The initiative would support upgrades to the Brandon Road Lock and Dam near Joliet, Illinois, a key choke point between the carp-infested Mississippi River watershed and Lake Michigan. A $275 million draft plan released last year by the U.S. Army Corps of Engineers would attempt to block the carps’ path toward the lake with a gauntlet of devices, including an electric barrier, noisemakers and water jets.
Four types of carp imported from Asia in the 1960s are threatening to attack the lakes, where scientists say they could out-compete native species and upend a $7 billion fishing industry. An adult silver carp, one of the Asian varieties, was found last June in Chicago’s Little Calumet River just 9 miles from Lake Michigan, although most of the population is believed to be much farther downstream.
“To have these carp come into these lakes would be devastating,” Snyder said in South Haven, where he announced the new Great Lakes Basin Partnership to Block Asian Carp. “There’s been too much talk and not enough action.”
The Army Corps is developing a final version of its Brandon Road plan under a timetable that envisions construction beginning in 2022, with completion three years later. Officials in some Great Lakes states, including Michigan, are pushing for faster action. But Illinois is resisting, fearing the project would disrupt freight shipping on the busy waterway.
Snyder said the multi-state coalition could remove one obstacle by providing funds required to supplement federal outlays. In particular, the Corps wants partners outside the federal government to pay about $8 million a year for operation and maintenance once the system is up and running.

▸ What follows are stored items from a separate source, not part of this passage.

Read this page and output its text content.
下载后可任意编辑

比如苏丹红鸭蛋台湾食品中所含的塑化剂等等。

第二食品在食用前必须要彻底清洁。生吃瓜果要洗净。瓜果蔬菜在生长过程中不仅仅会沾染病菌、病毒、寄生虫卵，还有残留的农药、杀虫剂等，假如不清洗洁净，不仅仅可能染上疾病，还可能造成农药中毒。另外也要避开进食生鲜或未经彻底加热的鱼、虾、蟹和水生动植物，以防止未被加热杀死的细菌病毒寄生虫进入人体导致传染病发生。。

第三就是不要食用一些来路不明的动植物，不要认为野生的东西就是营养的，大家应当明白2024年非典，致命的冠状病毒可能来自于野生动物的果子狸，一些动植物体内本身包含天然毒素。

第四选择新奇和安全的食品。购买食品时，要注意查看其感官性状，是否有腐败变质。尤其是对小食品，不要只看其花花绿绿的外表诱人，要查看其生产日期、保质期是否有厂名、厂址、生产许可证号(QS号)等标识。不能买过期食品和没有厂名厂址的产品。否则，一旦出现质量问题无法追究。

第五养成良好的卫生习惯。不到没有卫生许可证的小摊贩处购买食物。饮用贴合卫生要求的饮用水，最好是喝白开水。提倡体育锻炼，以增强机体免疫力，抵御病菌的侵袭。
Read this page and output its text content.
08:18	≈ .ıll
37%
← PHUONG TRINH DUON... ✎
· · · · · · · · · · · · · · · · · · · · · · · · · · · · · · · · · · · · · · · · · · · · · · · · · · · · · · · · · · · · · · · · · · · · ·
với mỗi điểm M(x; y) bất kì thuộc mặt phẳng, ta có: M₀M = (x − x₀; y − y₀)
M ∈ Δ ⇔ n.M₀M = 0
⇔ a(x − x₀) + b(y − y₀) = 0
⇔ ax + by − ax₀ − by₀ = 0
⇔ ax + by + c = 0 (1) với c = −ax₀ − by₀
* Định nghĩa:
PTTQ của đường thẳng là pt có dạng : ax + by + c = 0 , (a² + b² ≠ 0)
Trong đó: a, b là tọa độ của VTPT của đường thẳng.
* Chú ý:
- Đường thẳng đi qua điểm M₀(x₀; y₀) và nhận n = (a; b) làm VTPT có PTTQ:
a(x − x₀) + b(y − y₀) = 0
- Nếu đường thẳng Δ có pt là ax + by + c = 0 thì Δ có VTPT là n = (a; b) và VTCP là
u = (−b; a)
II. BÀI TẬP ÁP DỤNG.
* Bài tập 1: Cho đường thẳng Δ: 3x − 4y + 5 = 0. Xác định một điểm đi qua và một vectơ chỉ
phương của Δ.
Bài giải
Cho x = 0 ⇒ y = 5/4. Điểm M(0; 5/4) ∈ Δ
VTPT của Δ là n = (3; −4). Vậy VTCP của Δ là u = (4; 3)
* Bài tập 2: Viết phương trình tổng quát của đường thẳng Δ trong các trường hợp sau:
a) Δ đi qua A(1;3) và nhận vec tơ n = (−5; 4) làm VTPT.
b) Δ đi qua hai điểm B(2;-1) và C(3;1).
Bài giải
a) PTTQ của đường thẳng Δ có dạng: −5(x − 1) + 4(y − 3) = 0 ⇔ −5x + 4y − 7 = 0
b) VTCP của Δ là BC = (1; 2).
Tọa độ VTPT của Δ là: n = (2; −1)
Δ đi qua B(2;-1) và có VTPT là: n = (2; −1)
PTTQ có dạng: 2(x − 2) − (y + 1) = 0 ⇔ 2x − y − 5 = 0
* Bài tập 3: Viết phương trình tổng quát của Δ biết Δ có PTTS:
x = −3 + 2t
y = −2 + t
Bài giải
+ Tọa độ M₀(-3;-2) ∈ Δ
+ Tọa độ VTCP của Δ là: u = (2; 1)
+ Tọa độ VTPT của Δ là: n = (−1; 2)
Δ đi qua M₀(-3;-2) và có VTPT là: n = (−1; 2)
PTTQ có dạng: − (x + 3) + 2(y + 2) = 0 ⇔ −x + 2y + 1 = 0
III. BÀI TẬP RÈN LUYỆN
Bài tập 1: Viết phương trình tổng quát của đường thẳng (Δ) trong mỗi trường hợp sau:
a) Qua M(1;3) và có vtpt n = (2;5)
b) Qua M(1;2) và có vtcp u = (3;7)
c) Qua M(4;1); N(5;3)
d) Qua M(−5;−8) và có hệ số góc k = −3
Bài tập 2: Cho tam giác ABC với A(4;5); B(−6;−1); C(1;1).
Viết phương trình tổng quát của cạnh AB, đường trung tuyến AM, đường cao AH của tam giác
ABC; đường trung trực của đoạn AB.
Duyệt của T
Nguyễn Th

Coalition members would share those costs for five years while seeking other long-term sources.
Michigan, Ohio, Wisconsin and the Canadian province of Ontario have joined the partnership, he said. States in the region that have yet to sign on include Illinois, Indiana, Minnesota, New York and Pennsylvania, plus the province of Quebec. But those on board represent more than 90 percent of the lakes’ surface area.
The amount contributed by each state would depend on how much of the Great Lakes they contain. Michigan, with more than 40 percent of the surface area, would pay the most, followed by Ontario, which has 36 percent. Wisconsin has roughly 10 percent and Ohio about 4 percent.
The plan would require approval of legislatures and fine-tuning as development of the Brandon Road project continues. But advocates said the states’ commitment highlights the urgency of the threat.
“We are in a race against the clock,” said Molly Flanagan, vice president for policy of the Alliance for the Great Lakes, noting that the silver carp found last summer had apparently gotten around electric barriers that presently form Lake Michigan’s last line of defense.
Snyder said Michigan also has talked with the Metropolitan Water Reclamation District of Greater Chicago about helping with construction costs for the Brandon Road project. The Army Corps draft report said the federal government should pay 65 percent of the $270 million, with a “non-federal partner” providing the rest.
David St. Pierre, executive director of the Chicago water district, said a recently enacted law could enable cities or states to help cover such costs with funds the federal government owes them for advance payment toward other public infrastructure upgrades.
But he said the district’s board would have to approve any use of Chicago’s funds for the Brandon Road project — an unlikely prospect unless it’s redesigned to satisfy Illinois’ objections.
“With the current proposal, there’s no way I would be willing to ask the board to support it,” St. Pierre said. Still, he praised Snyder for creating the partnership to seek common ground.